Israeli MP Plans Passing a New Popcorn Law
Israeli lawmaker Carmel Shama is taking on the tough issue of overpriced popcorn at the movies. "We have to put an end to this. The public should not have to mortgage their houses for a soft drink and a snack," Shama said. He plans to bring his "popcorn law," which would put limits on what public entertainment venues could charge, up for a vote when the parliament returns from Passover break next week. I'm sure Israelis are glad that they have no other issues that need to be addressed right now.
Because the Israeli gov't can work on exactly ONE problem at a time. Science can only work on curing cancer and nothing else.
*sigh*
Frack you, subby.
Utilizing the synergization of benchmark e-solutions to pre-workaround action items!
popcorn goes from 10 to 2, movie goes from 10 to 18 to compensate, This won't work well...

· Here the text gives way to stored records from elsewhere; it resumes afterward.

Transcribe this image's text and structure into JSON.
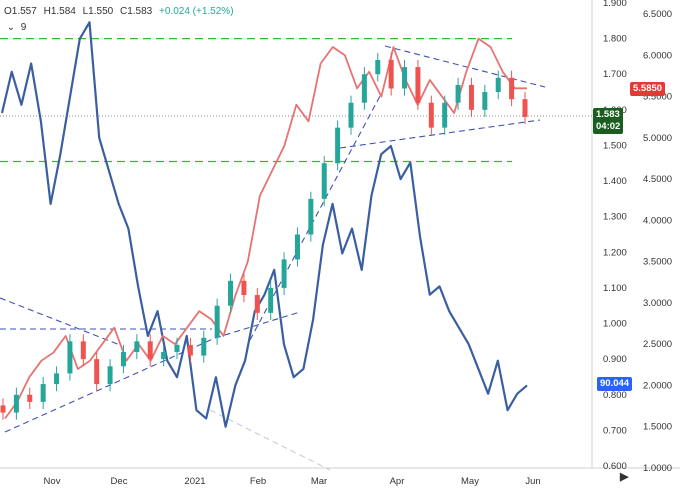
{
  "header": {
    "open": "O1.557",
    "high": "H1.584",
    "low": "L1.550",
    "close": "C1.583",
    "change": "+0.024 (+1.52%)",
    "indicator_count": "9"
  },
  "tags": {
    "price": "1.583",
    "countdown": "04:02",
    "red_value": "5.5850",
    "blue_value": "90.044"
  },
  "colors": {
    "up": "#26a69a",
    "down": "#ef5350",
    "blue_line": "#3a5fa0",
    "red_line": "#e57373",
    "dashed_blue": "#3f51b5",
    "dashed_green": "#2ebd2e",
    "price_tag": "#1b5e20",
    "blue_tag": "#2962ff",
    "red_tag": "#e53935"
  },
  "chart_data": {
    "type": "line",
    "x_ticks": [
      "Nov",
      "Dec",
      "2021",
      "Feb",
      "Mar",
      "Apr",
      "May",
      "Jun"
    ],
    "y_left_ticks": [
      "1.900",
      "1.800",
      "1.700",
      "1.600",
      "1.500",
      "1.400",
      "1.300",
      "1.200",
      "1.100",
      "1.000",
      "0.900",
      "0.800",
      "0.700",
      "0.600"
    ],
    "y_right_ticks": [
      "6.5000",
      "6.0000",
      "5.5000",
      "5.0000",
      "4.5000",
      "4.0000",
      "3.5000",
      "3.0000",
      "2.5000",
      "2.0000",
      "1.5000",
      "1.0000"
    ],
    "ylim_price": [
      0.6,
      1.9
    ],
    "ylim_secondary": [
      1.0,
      6.5
    ],
    "horizontal_levels": [
      1.8,
      1.455
    ],
    "candles_weekly_sampled": [
      {
        "o": 0.77,
        "c": 0.75
      },
      {
        "o": 0.75,
        "c": 0.8
      },
      {
        "o": 0.8,
        "c": 0.78
      },
      {
        "o": 0.78,
        "c": 0.83
      },
      {
        "o": 0.83,
        "c": 0.86
      },
      {
        "o": 0.86,
        "c": 0.95
      },
      {
        "o": 0.95,
        "c": 0.9
      },
      {
        "o": 0.9,
        "c": 0.83
      },
      {
        "o": 0.83,
        "c": 0.88
      },
      {
        "o": 0.88,
        "c": 0.92
      },
      {
        "o": 0.92,
        "c": 0.95
      },
      {
        "o": 0.95,
        "c": 0.9
      },
      {
        "o": 0.9,
        "c": 0.92
      },
      {
        "o": 0.92,
        "c": 0.94
      },
      {
        "o": 0.94,
        "c": 0.91
      },
      {
        "o": 0.91,
        "c": 0.96
      },
      {
        "o": 0.96,
        "c": 1.05
      },
      {
        "o": 1.05,
        "c": 1.12
      },
      {
        "o": 1.12,
        "c": 1.08
      },
      {
        "o": 1.08,
        "c": 1.03
      },
      {
        "o": 1.03,
        "c": 1.1
      },
      {
        "o": 1.1,
        "c": 1.18
      },
      {
        "o": 1.18,
        "c": 1.25
      },
      {
        "o": 1.25,
        "c": 1.35
      },
      {
        "o": 1.35,
        "c": 1.45
      },
      {
        "o": 1.45,
        "c": 1.55
      },
      {
        "o": 1.55,
        "c": 1.62
      },
      {
        "o": 1.62,
        "c": 1.7
      },
      {
        "o": 1.7,
        "c": 1.74
      },
      {
        "o": 1.74,
        "c": 1.66
      },
      {
        "o": 1.66,
        "c": 1.72
      },
      {
        "o": 1.72,
        "c": 1.62
      },
      {
        "o": 1.62,
        "c": 1.55
      },
      {
        "o": 1.55,
        "c": 1.62
      },
      {
        "o": 1.62,
        "c": 1.67
      },
      {
        "o": 1.67,
        "c": 1.6
      },
      {
        "o": 1.6,
        "c": 1.65
      },
      {
        "o": 1.65,
        "c": 1.69
      },
      {
        "o": 1.69,
        "c": 1.63
      },
      {
        "o": 1.63,
        "c": 1.58
      }
    ],
    "blue_series_secondary": [
      5.3,
      5.8,
      5.4,
      5.9,
      5.2,
      4.2,
      4.8,
      5.5,
      6.2,
      6.4,
      5.0,
      4.6,
      4.2,
      3.9,
      3.2,
      2.6,
      2.9,
      2.3,
      2.1,
      2.6,
      1.7,
      1.6,
      2.1,
      1.5,
      2.0,
      2.3,
      2.9,
      3.1,
      3.4,
      2.5,
      2.1,
      2.2,
      2.8,
      3.7,
      4.2,
      3.6,
      3.9,
      3.4,
      4.3,
      4.8,
      4.9,
      4.5,
      4.7,
      3.8,
      3.1,
      3.2,
      2.9,
      2.7,
      2.5,
      2.2,
      1.9,
      2.3,
      1.7,
      1.9,
      2.0
    ],
    "red_series_secondary": [
      1.6,
      1.8,
      2.1,
      2.3,
      2.4,
      2.6,
      2.2,
      2.3,
      2.5,
      2.7,
      2.3,
      2.5,
      2.3,
      2.6,
      2.5,
      2.7,
      2.9,
      2.8,
      2.6,
      3.1,
      3.5,
      4.3,
      4.6,
      4.9,
      5.4,
      5.2,
      5.9,
      6.1,
      6.0,
      5.6,
      5.8,
      5.5,
      6.1,
      5.7,
      5.4,
      5.7,
      5.5,
      5.3,
      5.8,
      6.2,
      6.1,
      5.8,
      5.6,
      5.6
    ]
  }
}
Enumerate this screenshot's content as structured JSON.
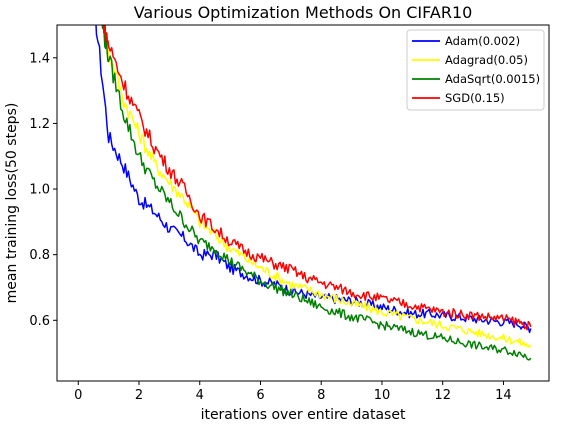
{
  "chart_data": {
    "type": "line",
    "title": "Various Optimization Methods On CIFAR10",
    "xlabel": "iterations over entire dataset",
    "ylabel": "mean training loss(50 steps)",
    "xlim": [
      -0.7,
      15.5
    ],
    "ylim": [
      0.415,
      1.5
    ],
    "xticks": [
      0,
      2,
      4,
      6,
      8,
      10,
      12,
      14
    ],
    "xtick_labels": [
      "0",
      "2",
      "4",
      "6",
      "8",
      "10",
      "12",
      "14"
    ],
    "yticks": [
      0.6,
      0.8,
      1.0,
      1.2,
      1.4
    ],
    "ytick_labels": [
      "0.6",
      "0.8",
      "1.0",
      "1.2",
      "1.4"
    ],
    "grid": false,
    "legend_position": "top-right",
    "series": [
      {
        "name": "Adam(0.002)",
        "color": "#0000ff",
        "points": [
          [
            0.5,
            1.58
          ],
          [
            1,
            1.16
          ],
          [
            1.5,
            1.07
          ],
          [
            2,
            0.97
          ],
          [
            2.5,
            0.93
          ],
          [
            3,
            0.88
          ],
          [
            3.5,
            0.85
          ],
          [
            4,
            0.8
          ],
          [
            4.5,
            0.8
          ],
          [
            5,
            0.76
          ],
          [
            5.5,
            0.74
          ],
          [
            6,
            0.72
          ],
          [
            6.5,
            0.71
          ],
          [
            7,
            0.69
          ],
          [
            7.5,
            0.68
          ],
          [
            8,
            0.67
          ],
          [
            8.5,
            0.665
          ],
          [
            9,
            0.66
          ],
          [
            9.5,
            0.65
          ],
          [
            10,
            0.64
          ],
          [
            10.5,
            0.63
          ],
          [
            11,
            0.62
          ],
          [
            11.5,
            0.62
          ],
          [
            12,
            0.615
          ],
          [
            12.5,
            0.61
          ],
          [
            13,
            0.605
          ],
          [
            13.5,
            0.6
          ],
          [
            14,
            0.595
          ],
          [
            14.5,
            0.59
          ],
          [
            14.9,
            0.575
          ]
        ]
      },
      {
        "name": "Adagrad(0.05)",
        "color": "#ffff00",
        "points": [
          [
            0.8,
            1.52
          ],
          [
            1,
            1.42
          ],
          [
            1.5,
            1.27
          ],
          [
            2,
            1.17
          ],
          [
            2.5,
            1.08
          ],
          [
            3,
            1.02
          ],
          [
            3.5,
            0.97
          ],
          [
            4,
            0.9
          ],
          [
            4.5,
            0.86
          ],
          [
            5,
            0.82
          ],
          [
            5.5,
            0.79
          ],
          [
            6,
            0.76
          ],
          [
            6.5,
            0.735
          ],
          [
            7,
            0.71
          ],
          [
            7.5,
            0.695
          ],
          [
            8,
            0.68
          ],
          [
            8.5,
            0.665
          ],
          [
            9,
            0.65
          ],
          [
            9.5,
            0.64
          ],
          [
            10,
            0.625
          ],
          [
            10.5,
            0.615
          ],
          [
            11,
            0.605
          ],
          [
            11.5,
            0.595
          ],
          [
            12,
            0.585
          ],
          [
            12.5,
            0.575
          ],
          [
            13,
            0.565
          ],
          [
            13.5,
            0.555
          ],
          [
            14,
            0.545
          ],
          [
            14.5,
            0.535
          ],
          [
            14.9,
            0.52
          ]
        ]
      },
      {
        "name": "AdaSqrt(0.0015)",
        "color": "#008000",
        "points": [
          [
            0.75,
            1.52
          ],
          [
            1,
            1.4
          ],
          [
            1.5,
            1.23
          ],
          [
            2,
            1.1
          ],
          [
            2.5,
            1.02
          ],
          [
            3,
            0.96
          ],
          [
            3.5,
            0.9
          ],
          [
            4,
            0.84
          ],
          [
            4.5,
            0.82
          ],
          [
            5,
            0.78
          ],
          [
            5.5,
            0.75
          ],
          [
            6,
            0.72
          ],
          [
            6.5,
            0.7
          ],
          [
            7,
            0.68
          ],
          [
            7.5,
            0.66
          ],
          [
            8,
            0.64
          ],
          [
            8.5,
            0.625
          ],
          [
            9,
            0.61
          ],
          [
            9.5,
            0.6
          ],
          [
            10,
            0.585
          ],
          [
            10.5,
            0.575
          ],
          [
            11,
            0.565
          ],
          [
            11.5,
            0.555
          ],
          [
            12,
            0.545
          ],
          [
            12.5,
            0.535
          ],
          [
            13,
            0.525
          ],
          [
            13.5,
            0.515
          ],
          [
            14,
            0.51
          ],
          [
            14.5,
            0.5
          ],
          [
            14.9,
            0.485
          ]
        ]
      },
      {
        "name": "SGD(0.15)",
        "color": "#ff0000",
        "points": [
          [
            0.8,
            1.52
          ],
          [
            1,
            1.44
          ],
          [
            1.5,
            1.32
          ],
          [
            2,
            1.22
          ],
          [
            2.5,
            1.13
          ],
          [
            3,
            1.06
          ],
          [
            3.5,
            1.0
          ],
          [
            4,
            0.92
          ],
          [
            4.5,
            0.88
          ],
          [
            5,
            0.84
          ],
          [
            5.5,
            0.81
          ],
          [
            6,
            0.79
          ],
          [
            6.5,
            0.77
          ],
          [
            7,
            0.755
          ],
          [
            7.5,
            0.73
          ],
          [
            8,
            0.715
          ],
          [
            8.5,
            0.7
          ],
          [
            9,
            0.685
          ],
          [
            9.5,
            0.675
          ],
          [
            10,
            0.665
          ],
          [
            10.5,
            0.655
          ],
          [
            11,
            0.645
          ],
          [
            11.5,
            0.635
          ],
          [
            12,
            0.625
          ],
          [
            12.5,
            0.62
          ],
          [
            13,
            0.615
          ],
          [
            13.5,
            0.61
          ],
          [
            14,
            0.605
          ],
          [
            14.5,
            0.595
          ],
          [
            14.9,
            0.58
          ]
        ]
      }
    ]
  }
}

When I go to a restaurant I pay for a meal. If I don't I'm taking up space. They'll throw me out even if I don't take anything along. When I go to the cinema I go there to watch a movie and have already payed for an expensive ticket.
Should a hotel confiscate your phone on the grounds that you're less likely to use the pricey hotel phone and WiFi services?
Should airlines confiscate iPods and the like because they want to force you to pay for in-flight entertainment?
http://en.wikipedia.org/wiki/Price_gouging
Did you *read* the wikipedia article to which you linked? Expensive popcorn is not price gouging. Price gouging is when, for example, you raise the price of your bread from $2 per loaf to $20 per loaf after a hurricane. If your bread was always $20 per loaf it's not price gouging. Also, price gouging typically only applies to 'essentials' like food, fuel etc. A big tub o' popcorn and a liter of pepsi is hardly an essential.